# Huntington Beach state park



## sharkdrake (Jul 19, 2017)

Looking to stay there next August but wanted some info before I book. Are the flies and mosquitoes bad in the camp ground and beach? Was there last year for a couple days and the flies on the north beach were terrible along with the mosquitoes in the wooded areas. Any info is greatly appreciated 
Thanks


----------



## SmoothLures (Feb 13, 2008)

I've never had a problem on the beach, but it depends on wind direction. It doesn't take much to blow them onto you or off of you.

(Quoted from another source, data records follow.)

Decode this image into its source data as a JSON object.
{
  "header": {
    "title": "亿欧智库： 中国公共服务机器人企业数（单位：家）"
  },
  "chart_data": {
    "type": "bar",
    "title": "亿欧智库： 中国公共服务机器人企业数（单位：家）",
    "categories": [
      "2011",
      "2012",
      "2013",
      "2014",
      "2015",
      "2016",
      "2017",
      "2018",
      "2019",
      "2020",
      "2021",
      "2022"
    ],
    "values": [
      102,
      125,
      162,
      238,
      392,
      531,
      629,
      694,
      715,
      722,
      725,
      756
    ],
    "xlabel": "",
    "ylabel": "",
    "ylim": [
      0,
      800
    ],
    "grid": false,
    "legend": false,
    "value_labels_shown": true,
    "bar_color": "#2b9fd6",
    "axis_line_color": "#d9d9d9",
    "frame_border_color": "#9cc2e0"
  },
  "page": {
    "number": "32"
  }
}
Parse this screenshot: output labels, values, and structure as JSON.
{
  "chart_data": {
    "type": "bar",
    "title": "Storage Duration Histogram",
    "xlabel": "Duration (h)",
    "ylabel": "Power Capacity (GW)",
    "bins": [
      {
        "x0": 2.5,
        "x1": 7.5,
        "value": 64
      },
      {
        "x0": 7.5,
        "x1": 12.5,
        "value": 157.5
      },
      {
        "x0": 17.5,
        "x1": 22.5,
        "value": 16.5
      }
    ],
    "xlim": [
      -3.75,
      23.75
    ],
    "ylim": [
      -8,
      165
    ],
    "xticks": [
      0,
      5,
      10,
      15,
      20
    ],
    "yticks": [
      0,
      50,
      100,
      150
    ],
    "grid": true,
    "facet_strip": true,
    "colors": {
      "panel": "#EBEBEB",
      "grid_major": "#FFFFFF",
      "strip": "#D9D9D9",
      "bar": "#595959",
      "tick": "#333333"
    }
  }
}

Any wet wooded areas in SC are gonna be thick with mosquitoes in August, not much you can do about that.


----------



## Paul E (Sep 12, 2017)

Don’t walk around near the lagoon less you wanna be **********.


----------



## sharkdrake (Jul 19, 2017)

How is the fishing there in September? Fished the inlet last year but that was early August but can come down anytime in September also


----------



## SmoothLures (Feb 13, 2008)

Better than August. Closer to Oct is the best.


----------



## ChefRobb (Jan 8, 2016)

sharkdrake said:


> How is the fishing there in September? Fished the inlet last year but that was early August but can come down anytime in September also


The later in the year the better, although in September you still have a chance for a King out at the end of the jetty.


----------